BOSTON (CBS) -- A group of 11 law and labor arbitration professors have filed the fifth amicus brief supporting Tom Brady in his case against Roger Goodell and the National Football League.
The group, which includes Richard Freeman, Co-Director of the Labor and Worklife Program at Harvard, and professors at schools ranging from Cornell to UCLA, argues that Goodell "improperly exercised his authority as an arbitrator" in upholding Brady's four-game suspension for his alleged role in DeflateGate. Their brief, like others filed this week, presents Brady and Goodell's case as one with far-reaching, negative implications for future labor disputes.
The brief, filed on May 31, cited a series of three Supreme Court decisions known as the "Steelworkers Trilogy," which ruled that arbitrator awards are "legitimate only so long as it draws its essence from the collective bargaining agreement." The ultimate purpose of these rulings was that an arbitrator, which Goodell appointed himself to be in the case of DeflateGate, should not "dispense his own brand of industrial justice."

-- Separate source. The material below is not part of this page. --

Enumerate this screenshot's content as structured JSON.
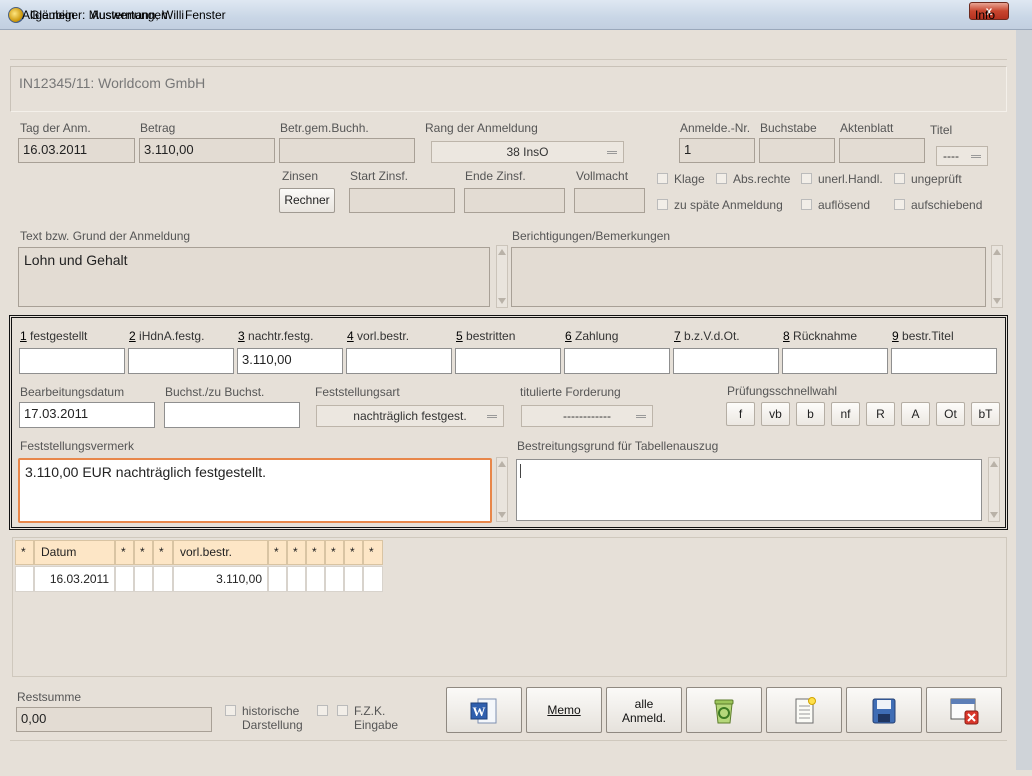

The professors argue that Goodell overstepped his authority when he upheld Brady's suspension based on new evidence and charges that were not part of the original appeal. The filing also derided Goodell's comparison of deflated footballs to use of performance-enhancing drugs. The problem with this comparison is that the penalties for PEDs were clearly outlined in the CBA, while no such details were outlined for football deflation.
In concluding that the decision to reverse Judge Richard Berman's ruling and uphold Brady's suspension "empowers arbitrators to ignore the parties' arguments and CBA-imposed limitations on their power, and denies recourse to parties that have suffered even the most egregious violations of industrial due process," the brief calls for a rehearing to "correct the panel's errors," referring to the group of judges who upheld the NFL's penalties.